Wrapping Up: Stretching and Recovery
After about two hours in the gym, I always make sure to stretch my quads, glutes, and back before heading home. Stretching is essential to maintain flexibility, reduce muscle tightness, and support recovery, especially during pregnancy.
If you’re a woman just starting to strength train or anyone interested in lifting during pregnancy, I encourage you to listen to your body, prioritize safety, and enjoy the process.
Feel free to ask any questions about my pregnancy workouts in the comments or check out the links I provide for vegan powerlifting resources, training guides, and coaching options.
Final Thoughts: Embracing Strength Training as a Pregnant Powerlifter
Training at 28 weeks pregnant has been a rewarding experience that taught me the importance of flexibility, body awareness, and focusing on quality over quantity. My fellow vegan athletes and anyone interested in strength training can take away these lessons:
- Warm up thoroughly with joint gymnastics and dynamic stretching.
- Adapt clothing for comfort and belly support.
- Focus on form, breathing, and pelvic floor engagement during lifts.
- Keep deadlift weights moderate and reps flexible based on how you feel.
- Modify upper body exercises to avoid overstretching the belly.

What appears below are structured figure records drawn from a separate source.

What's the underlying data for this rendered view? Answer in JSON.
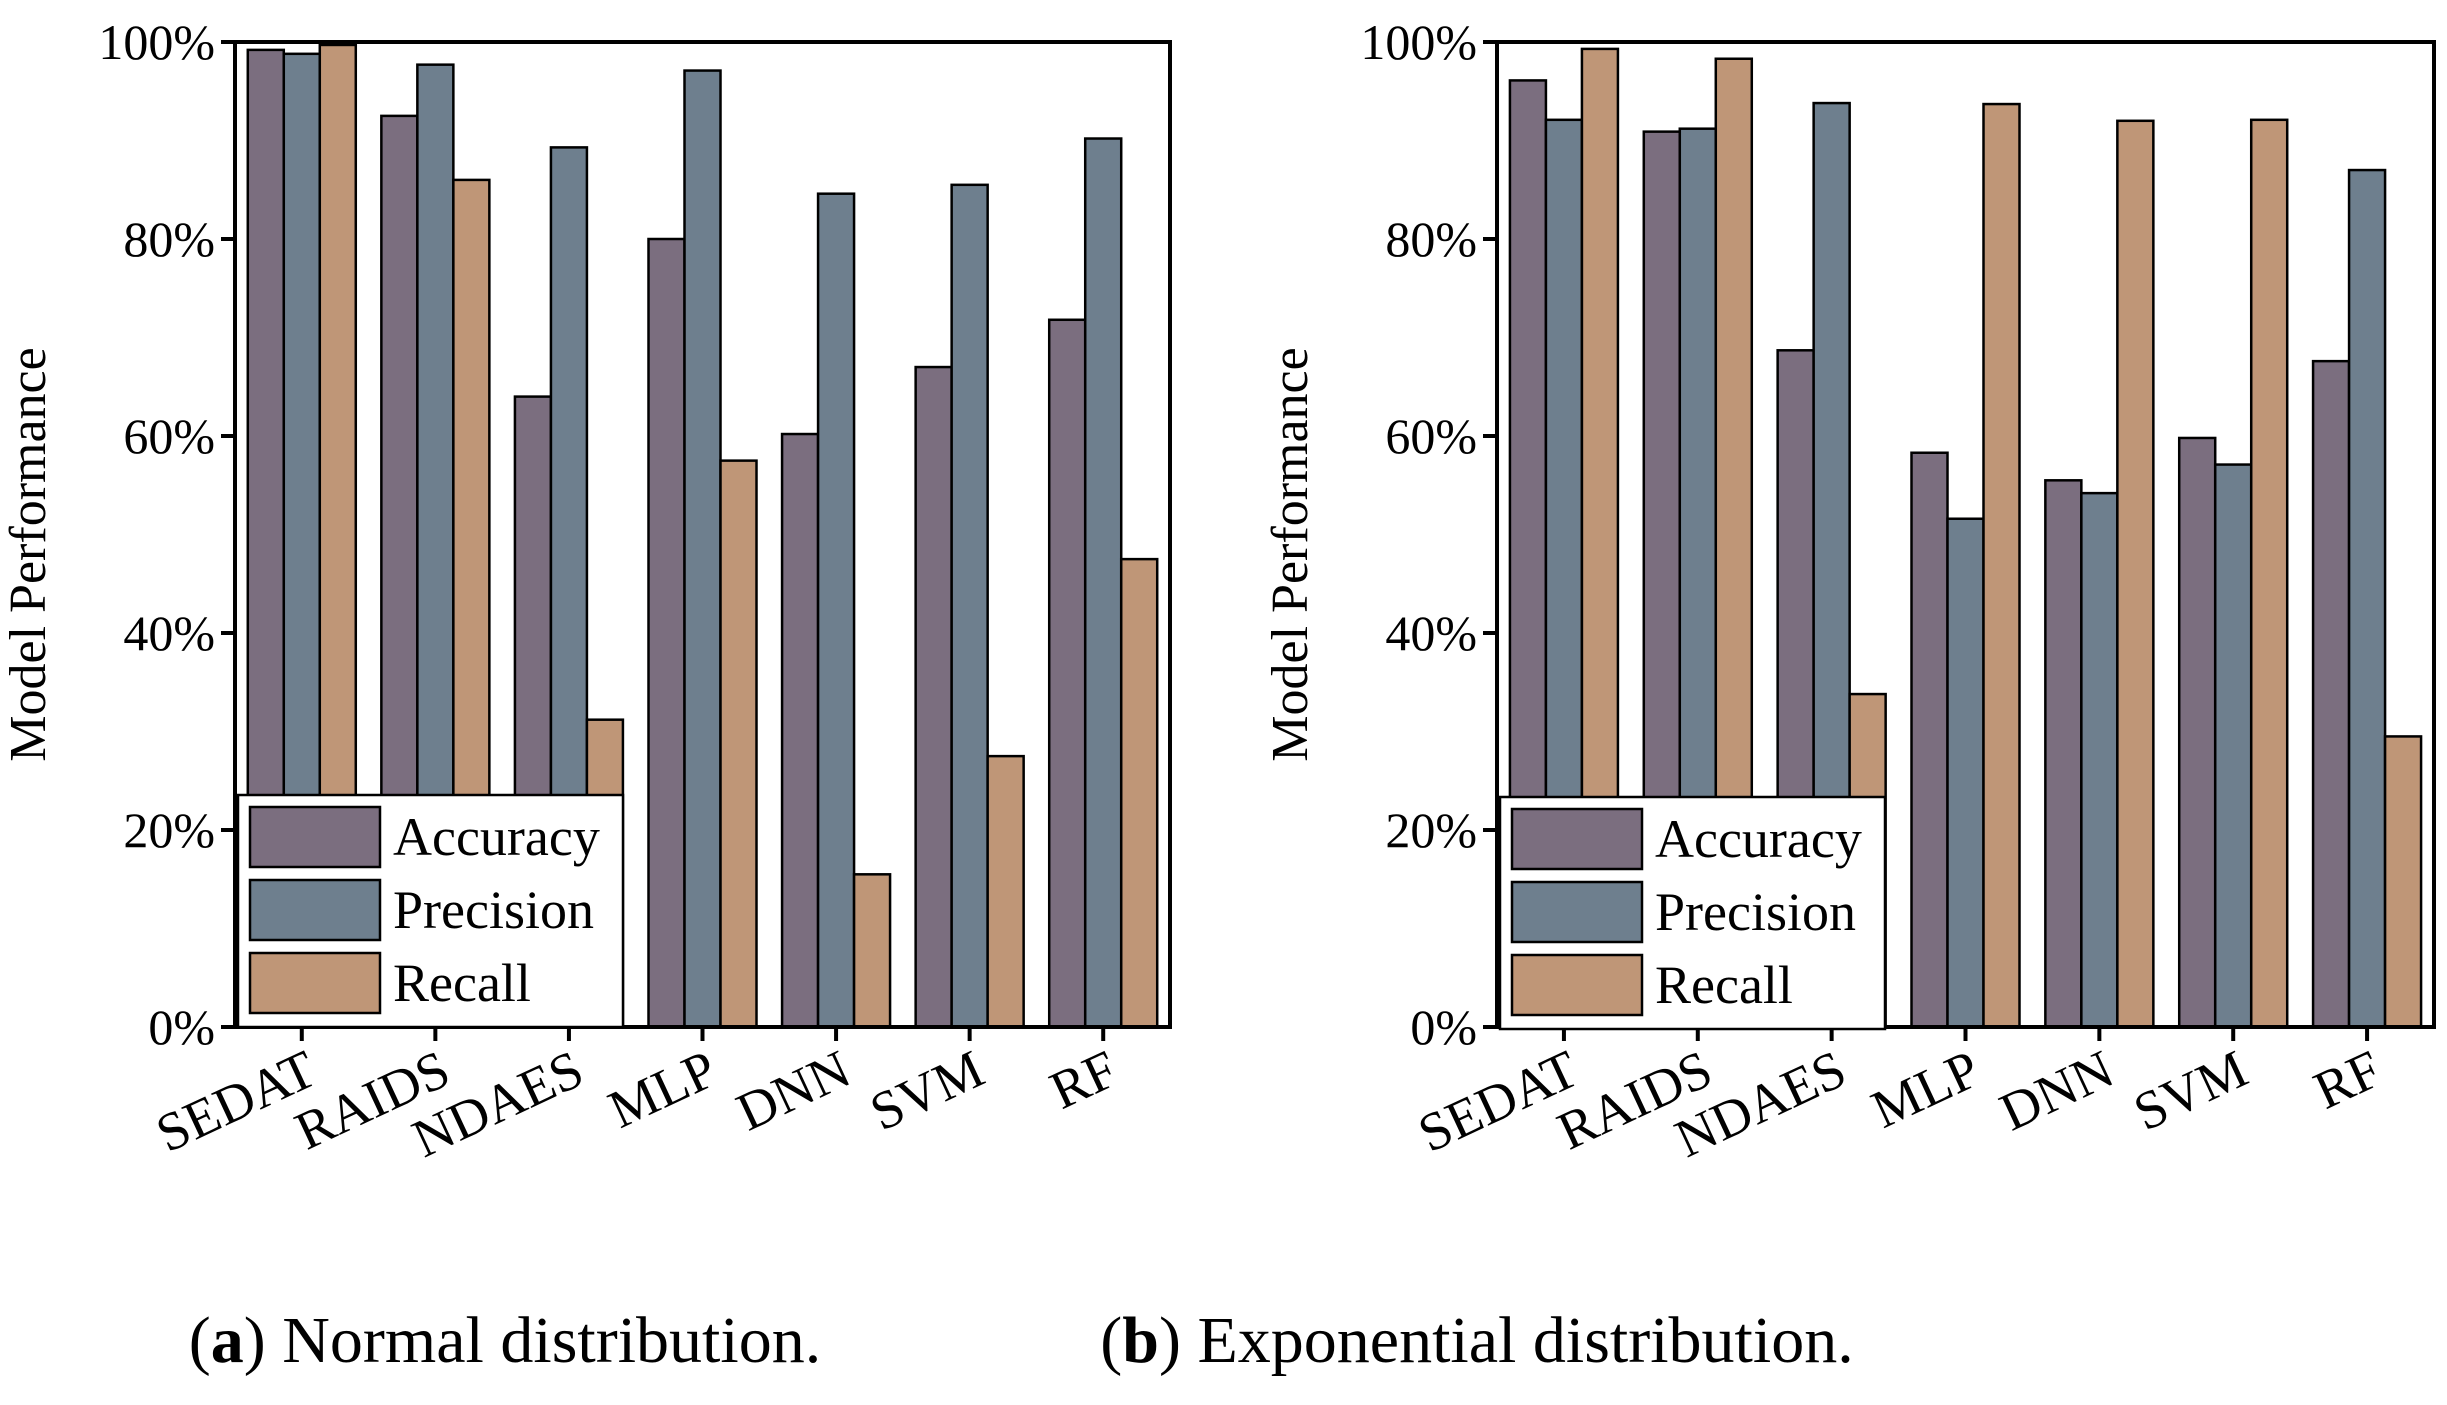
{
  "figure": {
    "colors": {
      "Accuracy": "#7b6e7f",
      "Precision": "#6e7f8e",
      "Recall": "#bf9677"
    }
  },
  "chart_data": [
    {
      "type": "bar",
      "letter": "a",
      "caption_text": " Normal distribution.",
      "ylabel": "Model Performance",
      "xlabel": "",
      "ylim": [
        0,
        100
      ],
      "yticks": [
        0,
        20,
        40,
        60,
        80,
        100
      ],
      "ytick_labels": [
        "0%",
        "20%",
        "40%",
        "60%",
        "80%",
        "100%"
      ],
      "categories": [
        "SEDAT",
        "RAIDS",
        "NDAES",
        "MLP",
        "DNN",
        "SVM",
        "RF"
      ],
      "legend_position": "bottom-left",
      "series": [
        {
          "name": "Accuracy",
          "values": [
            99.2,
            92.5,
            64.0,
            80.0,
            60.2,
            67.0,
            71.8
          ]
        },
        {
          "name": "Precision",
          "values": [
            98.8,
            97.7,
            89.3,
            97.1,
            84.6,
            85.5,
            90.2
          ]
        },
        {
          "name": "Recall",
          "values": [
            99.7,
            86.0,
            31.2,
            57.5,
            15.5,
            27.5,
            47.5
          ]
        }
      ]
    },
    {
      "type": "bar",
      "letter": "b",
      "caption_text": " Exponential distribution.",
      "ylabel": "Model Performance",
      "xlabel": "",
      "ylim": [
        0,
        100
      ],
      "yticks": [
        0,
        20,
        40,
        60,
        80,
        100
      ],
      "ytick_labels": [
        "0%",
        "20%",
        "40%",
        "60%",
        "80%",
        "100%"
      ],
      "categories": [
        "SEDAT",
        "RAIDS",
        "NDAES",
        "MLP",
        "DNN",
        "SVM",
        "RF"
      ],
      "legend_position": "bottom-left",
      "series": [
        {
          "name": "Accuracy",
          "values": [
            96.1,
            90.9,
            68.7,
            58.3,
            55.5,
            59.8,
            67.6
          ]
        },
        {
          "name": "Precision",
          "values": [
            92.1,
            91.2,
            93.8,
            51.6,
            54.2,
            57.1,
            87.0
          ]
        },
        {
          "name": "Recall",
          "values": [
            99.3,
            98.3,
            33.8,
            93.7,
            92.0,
            92.1,
            29.5
          ]
        }
      ]
    }
  ]
}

- Prioritize strong back muscles to prevent pain and support posture.
- Include accessory exercises like dumbbell RDLs and curtsy lunges for hypertrophy and endurance.
- Stretch thoroughly after workouts to aid recovery and mobility.
Remember, strength training during pregnancy is about honoring your body’s changes while maintaining health and function. It’s not about pushing limits but about consistent, mindful movement that supports you and your baby.
Sending hugs and strength to all of you on your fitness journeys!